The policy should define which information is sensitive, and how sensitive it is. There need to be clear rules for how and when each of these classes of information are distributed, and whether they need approval from higher-ups before they are sent.
Another key aspect will be the email usage policy, because a significant amount of attacks are initiated through email. The email policy needs to include clear rules, such as not clicking on random links or attachments that weren’t asked for, and not to trust unsolicited contacts.
Whenever there is any doubt, employees need to ask the IT department for confirmation. It is much better to be cautious than to accidentally let an attacker sneak in. While you don’t want to foster a tinfoil-hat company culture, a little paranoia is a good thing when it comes to security.
Training, Training and More Training
Training is an important part of reinforcing these policies, and it has to be ongoing in order to make sure that employees continue to abide by them. Let’s be honest, cyber security policies can be boring for your average employee, particularly if they don’t have much of a technological background.
Cyber security is the kind of thing that is hardly noticed when everything is going smoothly. Unless there has been a major catastrophe in recent times, security concerns can fall to the back of an employee’s mind. This can lead to standards slipping, which is when things tend to go wrong.
The only way that you can prevent this from happening is by having regular and intensive training. Training against social engineering can take many forms, and it may be best to use a range of them in order to keep your employees engaged.

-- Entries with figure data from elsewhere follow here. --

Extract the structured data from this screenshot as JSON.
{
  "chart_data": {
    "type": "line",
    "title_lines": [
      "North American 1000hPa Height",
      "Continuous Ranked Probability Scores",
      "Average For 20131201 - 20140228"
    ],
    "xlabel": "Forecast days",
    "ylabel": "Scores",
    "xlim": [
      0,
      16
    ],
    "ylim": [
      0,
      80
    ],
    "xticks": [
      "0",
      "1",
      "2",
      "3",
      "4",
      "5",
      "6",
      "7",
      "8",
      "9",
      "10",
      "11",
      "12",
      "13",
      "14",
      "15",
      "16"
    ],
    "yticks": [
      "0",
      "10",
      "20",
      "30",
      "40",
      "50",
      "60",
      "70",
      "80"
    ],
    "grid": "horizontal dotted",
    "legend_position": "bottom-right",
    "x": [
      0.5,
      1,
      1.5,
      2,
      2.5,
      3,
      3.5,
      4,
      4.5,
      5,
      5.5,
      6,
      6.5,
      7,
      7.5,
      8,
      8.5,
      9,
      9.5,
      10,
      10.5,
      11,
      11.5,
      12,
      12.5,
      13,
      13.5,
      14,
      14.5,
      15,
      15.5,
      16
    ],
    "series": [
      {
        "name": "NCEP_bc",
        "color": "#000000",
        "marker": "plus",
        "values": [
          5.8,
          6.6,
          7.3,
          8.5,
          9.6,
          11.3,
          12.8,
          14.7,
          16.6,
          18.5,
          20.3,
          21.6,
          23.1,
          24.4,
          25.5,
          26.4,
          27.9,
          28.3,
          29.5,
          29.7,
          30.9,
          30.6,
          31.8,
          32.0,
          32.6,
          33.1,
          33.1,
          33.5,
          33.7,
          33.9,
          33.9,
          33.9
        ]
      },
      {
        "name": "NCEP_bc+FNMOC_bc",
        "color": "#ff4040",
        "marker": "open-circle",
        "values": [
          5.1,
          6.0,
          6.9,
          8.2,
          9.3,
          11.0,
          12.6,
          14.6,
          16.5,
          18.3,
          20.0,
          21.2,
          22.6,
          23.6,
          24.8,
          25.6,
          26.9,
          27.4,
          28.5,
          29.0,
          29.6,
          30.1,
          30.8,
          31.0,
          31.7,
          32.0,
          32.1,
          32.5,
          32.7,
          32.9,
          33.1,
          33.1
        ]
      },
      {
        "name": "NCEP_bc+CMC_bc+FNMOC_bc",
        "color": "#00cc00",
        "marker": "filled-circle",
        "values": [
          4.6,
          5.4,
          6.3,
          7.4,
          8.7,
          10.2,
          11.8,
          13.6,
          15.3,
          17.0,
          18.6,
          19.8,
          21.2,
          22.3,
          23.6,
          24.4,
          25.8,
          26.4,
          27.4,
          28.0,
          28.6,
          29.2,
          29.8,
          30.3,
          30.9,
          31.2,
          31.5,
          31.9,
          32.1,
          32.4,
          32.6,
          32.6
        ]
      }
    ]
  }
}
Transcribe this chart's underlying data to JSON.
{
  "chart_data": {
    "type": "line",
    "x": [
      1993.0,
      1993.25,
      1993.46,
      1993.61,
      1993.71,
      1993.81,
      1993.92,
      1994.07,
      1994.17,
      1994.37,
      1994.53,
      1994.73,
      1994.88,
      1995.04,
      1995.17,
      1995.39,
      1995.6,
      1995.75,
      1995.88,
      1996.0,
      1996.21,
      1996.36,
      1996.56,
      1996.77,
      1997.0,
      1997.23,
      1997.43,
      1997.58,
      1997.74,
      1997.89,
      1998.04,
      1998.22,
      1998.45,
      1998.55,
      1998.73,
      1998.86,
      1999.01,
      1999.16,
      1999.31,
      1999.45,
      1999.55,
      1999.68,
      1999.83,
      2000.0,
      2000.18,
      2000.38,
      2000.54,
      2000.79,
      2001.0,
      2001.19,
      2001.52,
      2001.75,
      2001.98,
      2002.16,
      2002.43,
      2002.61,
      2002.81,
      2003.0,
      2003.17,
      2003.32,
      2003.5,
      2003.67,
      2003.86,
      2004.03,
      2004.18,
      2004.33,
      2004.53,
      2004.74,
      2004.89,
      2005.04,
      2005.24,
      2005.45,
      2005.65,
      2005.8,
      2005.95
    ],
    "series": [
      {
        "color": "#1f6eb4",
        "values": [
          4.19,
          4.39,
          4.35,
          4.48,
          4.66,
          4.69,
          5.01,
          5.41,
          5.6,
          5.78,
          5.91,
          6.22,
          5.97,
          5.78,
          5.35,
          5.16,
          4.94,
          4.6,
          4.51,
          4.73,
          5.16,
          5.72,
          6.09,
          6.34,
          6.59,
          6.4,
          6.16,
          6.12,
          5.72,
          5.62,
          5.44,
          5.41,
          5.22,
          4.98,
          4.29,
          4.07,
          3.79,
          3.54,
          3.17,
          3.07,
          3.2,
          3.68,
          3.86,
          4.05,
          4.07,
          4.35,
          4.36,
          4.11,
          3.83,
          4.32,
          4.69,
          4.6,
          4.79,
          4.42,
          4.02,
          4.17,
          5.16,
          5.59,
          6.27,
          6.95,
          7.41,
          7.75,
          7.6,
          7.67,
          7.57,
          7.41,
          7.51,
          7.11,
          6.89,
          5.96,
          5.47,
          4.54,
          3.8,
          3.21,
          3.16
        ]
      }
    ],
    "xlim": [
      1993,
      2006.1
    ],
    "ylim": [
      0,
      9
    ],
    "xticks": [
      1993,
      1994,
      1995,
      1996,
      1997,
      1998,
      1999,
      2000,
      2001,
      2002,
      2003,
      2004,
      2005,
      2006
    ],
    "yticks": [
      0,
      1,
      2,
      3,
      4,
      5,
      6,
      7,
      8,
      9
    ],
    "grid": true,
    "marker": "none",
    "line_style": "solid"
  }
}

These can include simple presentations on the dangers and common tactics, role playing some of the common situations, email updates and more.
One of the best ways to demonstrate the risks of social engineering to your employees is through testing. You can hire companies that will set up email phishing expeditions or mystery callers to try and extract as much information as possible from your employees. You may be surprised by how much they are willing to give out.
The benefit of doing these tests is that they can show the company’s weak points with relatively little at stake. It is much better to do some testing, then call a meeting with your employees to discuss which parts of the policy need to be addressed. The shock of how easy it was for the testers to gather information can be a great wake up call that helps to reinforce your cyber security policies. It is much better to find your company’s weak points in a test, than after a devastating attack.
Keeping Your Business Safe from Social Engineering
At LuxSci, we do our best to make sure that your business is secure from a technical standpoint. Our services such as encrypted email and HIPAA-compliant web hosting can protect your business from a range of different attacks, but unfortunately these can’t prevent one of your employees from handing over their log-in credentials.
If you want your workforce to be as secure as LuxSci’s services, then you need to make sure your company has appropriate social engineering awareness, policies, training and testing in place. By being proactive, you can significantly reduce the chances of suffering a costly attack.